An exciting day in atmospheric monitoring

Let’s take a moment to celebrate. Or self-celebrate.

In a researcher’s life there are really a few moments when everybody, or even somebody, recognise your achievements. When it happens, you mostly feel ashamed of your own success. But today, let’s try another way.

Helsingin Sanomat today published an interview to Johanna and me, including many of my OMI NO2 pictures to monitor air pollution. You can find the article here (in Finnish):

My favourite visualisation is the before/after global map of tropospheric NO2, where you can compare the pollution levels in 2005 and 2016. It’s clear how air pollution increased in India and Middle-East, while decreased in US and Europe. Also in China, the most polluted area in the world, pollution started decreasing a couple of years ago as a result of new environmental policies to protect air quality and the health of the local population.

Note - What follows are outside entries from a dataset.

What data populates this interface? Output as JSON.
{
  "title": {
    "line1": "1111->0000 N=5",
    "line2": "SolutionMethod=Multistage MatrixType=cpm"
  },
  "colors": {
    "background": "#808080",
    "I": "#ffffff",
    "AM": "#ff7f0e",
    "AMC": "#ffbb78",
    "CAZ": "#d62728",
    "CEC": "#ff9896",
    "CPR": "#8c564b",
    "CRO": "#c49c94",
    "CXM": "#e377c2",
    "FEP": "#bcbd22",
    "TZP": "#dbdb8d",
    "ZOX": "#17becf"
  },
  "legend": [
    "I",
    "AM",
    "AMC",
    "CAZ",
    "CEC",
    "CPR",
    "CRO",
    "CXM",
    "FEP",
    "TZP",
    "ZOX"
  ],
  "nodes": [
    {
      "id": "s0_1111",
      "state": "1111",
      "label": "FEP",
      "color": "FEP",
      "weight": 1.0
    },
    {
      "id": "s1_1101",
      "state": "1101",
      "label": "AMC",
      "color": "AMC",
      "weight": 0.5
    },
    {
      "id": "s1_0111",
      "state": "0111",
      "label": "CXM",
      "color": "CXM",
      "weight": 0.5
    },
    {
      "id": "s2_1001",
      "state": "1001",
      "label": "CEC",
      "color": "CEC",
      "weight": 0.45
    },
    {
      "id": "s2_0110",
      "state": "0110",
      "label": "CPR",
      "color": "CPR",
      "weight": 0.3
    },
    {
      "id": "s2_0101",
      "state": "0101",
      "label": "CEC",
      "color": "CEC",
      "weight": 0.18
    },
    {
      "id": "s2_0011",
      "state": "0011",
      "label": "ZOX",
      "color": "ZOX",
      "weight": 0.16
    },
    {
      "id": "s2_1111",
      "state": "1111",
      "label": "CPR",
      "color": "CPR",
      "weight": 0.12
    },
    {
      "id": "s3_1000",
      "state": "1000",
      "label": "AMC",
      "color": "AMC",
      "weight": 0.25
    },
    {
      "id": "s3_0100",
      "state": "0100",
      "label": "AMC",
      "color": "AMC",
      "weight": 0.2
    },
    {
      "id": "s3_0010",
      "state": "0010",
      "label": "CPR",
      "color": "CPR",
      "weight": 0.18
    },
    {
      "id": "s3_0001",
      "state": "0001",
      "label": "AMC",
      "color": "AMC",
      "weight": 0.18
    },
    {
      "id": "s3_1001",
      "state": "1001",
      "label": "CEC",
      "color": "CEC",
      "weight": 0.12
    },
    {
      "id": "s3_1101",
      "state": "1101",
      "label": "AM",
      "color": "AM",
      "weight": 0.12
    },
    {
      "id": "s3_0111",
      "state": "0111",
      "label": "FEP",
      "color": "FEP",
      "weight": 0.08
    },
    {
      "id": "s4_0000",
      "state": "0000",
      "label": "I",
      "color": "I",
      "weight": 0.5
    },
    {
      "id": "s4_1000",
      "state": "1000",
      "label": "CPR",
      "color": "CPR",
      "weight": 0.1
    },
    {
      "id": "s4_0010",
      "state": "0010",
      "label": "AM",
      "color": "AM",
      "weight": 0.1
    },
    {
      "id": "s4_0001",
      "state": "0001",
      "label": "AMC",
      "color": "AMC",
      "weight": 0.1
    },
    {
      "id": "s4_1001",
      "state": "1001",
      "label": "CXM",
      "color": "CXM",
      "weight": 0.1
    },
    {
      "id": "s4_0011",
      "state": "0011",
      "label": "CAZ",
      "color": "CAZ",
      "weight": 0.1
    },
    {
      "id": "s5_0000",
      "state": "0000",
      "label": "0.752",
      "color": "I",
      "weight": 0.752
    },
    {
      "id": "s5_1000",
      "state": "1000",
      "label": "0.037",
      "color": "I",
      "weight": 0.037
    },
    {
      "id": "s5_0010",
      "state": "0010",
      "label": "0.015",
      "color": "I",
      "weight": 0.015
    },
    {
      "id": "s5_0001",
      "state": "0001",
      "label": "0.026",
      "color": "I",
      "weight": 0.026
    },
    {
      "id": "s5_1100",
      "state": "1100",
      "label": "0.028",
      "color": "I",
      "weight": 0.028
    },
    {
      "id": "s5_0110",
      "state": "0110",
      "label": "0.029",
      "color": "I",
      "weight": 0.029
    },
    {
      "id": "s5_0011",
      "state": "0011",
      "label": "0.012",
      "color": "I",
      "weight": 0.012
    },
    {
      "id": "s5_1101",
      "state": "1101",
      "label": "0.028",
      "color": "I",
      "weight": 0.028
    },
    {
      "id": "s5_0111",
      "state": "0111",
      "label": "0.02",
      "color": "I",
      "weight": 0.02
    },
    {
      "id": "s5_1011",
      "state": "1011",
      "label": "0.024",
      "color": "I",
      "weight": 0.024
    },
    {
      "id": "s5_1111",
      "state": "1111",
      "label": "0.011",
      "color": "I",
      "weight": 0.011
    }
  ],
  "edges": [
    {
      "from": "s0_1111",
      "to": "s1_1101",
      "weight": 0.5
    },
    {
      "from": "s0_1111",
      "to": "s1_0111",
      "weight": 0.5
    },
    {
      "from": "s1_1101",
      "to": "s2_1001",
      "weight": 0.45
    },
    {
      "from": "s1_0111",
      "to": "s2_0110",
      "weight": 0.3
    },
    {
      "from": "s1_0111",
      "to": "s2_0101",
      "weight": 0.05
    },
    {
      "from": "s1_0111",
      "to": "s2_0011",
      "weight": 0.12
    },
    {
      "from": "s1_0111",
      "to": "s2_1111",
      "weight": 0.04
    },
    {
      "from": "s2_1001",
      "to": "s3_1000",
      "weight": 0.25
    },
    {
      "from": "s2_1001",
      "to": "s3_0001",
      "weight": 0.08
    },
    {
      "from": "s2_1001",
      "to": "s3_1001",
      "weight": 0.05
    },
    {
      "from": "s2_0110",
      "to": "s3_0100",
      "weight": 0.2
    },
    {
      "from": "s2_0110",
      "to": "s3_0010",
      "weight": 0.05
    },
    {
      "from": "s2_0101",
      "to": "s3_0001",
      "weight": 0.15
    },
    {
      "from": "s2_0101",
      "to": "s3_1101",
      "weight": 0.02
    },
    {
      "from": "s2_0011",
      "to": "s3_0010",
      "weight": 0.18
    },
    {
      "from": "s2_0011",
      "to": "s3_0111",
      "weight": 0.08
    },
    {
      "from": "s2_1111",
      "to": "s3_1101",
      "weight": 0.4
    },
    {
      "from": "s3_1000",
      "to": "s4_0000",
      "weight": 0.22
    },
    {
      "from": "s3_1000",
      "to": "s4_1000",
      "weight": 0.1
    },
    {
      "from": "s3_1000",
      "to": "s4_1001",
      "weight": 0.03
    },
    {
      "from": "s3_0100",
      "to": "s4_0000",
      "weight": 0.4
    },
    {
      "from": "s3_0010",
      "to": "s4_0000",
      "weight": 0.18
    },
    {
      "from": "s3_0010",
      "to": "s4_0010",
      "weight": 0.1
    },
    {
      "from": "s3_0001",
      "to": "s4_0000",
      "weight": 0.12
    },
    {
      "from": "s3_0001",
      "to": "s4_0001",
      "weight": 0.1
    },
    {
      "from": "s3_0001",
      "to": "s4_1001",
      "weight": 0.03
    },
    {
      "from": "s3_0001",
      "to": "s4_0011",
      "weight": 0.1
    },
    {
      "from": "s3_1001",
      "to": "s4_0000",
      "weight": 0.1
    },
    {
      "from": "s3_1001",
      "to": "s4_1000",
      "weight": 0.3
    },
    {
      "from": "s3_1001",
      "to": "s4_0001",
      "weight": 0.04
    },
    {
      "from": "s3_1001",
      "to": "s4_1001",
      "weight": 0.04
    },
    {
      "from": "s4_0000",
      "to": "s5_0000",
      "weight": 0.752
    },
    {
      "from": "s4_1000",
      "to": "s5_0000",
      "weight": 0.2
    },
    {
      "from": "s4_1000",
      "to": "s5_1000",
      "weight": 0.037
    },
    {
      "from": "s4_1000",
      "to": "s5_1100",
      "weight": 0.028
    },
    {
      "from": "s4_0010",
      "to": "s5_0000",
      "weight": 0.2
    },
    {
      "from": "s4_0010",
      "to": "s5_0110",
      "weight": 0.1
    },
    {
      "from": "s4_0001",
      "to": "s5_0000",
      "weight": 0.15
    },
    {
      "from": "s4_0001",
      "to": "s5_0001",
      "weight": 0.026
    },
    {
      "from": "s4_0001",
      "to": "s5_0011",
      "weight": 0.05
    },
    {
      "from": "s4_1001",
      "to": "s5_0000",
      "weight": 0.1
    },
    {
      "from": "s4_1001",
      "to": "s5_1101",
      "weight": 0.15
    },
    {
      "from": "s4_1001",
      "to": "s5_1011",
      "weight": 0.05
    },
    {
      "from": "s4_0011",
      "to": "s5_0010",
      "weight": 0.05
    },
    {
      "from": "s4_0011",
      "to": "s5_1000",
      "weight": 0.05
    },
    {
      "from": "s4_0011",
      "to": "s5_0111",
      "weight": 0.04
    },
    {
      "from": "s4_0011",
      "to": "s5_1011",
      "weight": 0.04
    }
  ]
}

Before I even had the opportunity to open my computer, I found several post on Twitter, with my pictures going everywhere. We also had the thrill to see our article as the most read for a couple of hours.


And then the Sun became red.

We woke up this morning here in Southern Finland, experiencing something unusual. The smoke from Iberian forest fires and the desert dust from Northern Africa got transported by the Ophelia hurricane towards Northern Europe and affecting the atmospheric composition there. Seppo from our group came out with a quick press release (in Finnish) on FMI homepage, using SEVIRI and, later on, OMI satellite observations of atmospheric particles. Soon after, his words were on MTV3 webpage:







By coincidence, today there was another interesting article on Helsingin Sanomat about the poor communication skills and readiness of Finnish researchers: The article went on talking about the fact that finnish researchers are not used to communicate their results nor they like to do it.

Well, just for today, we beg to differ.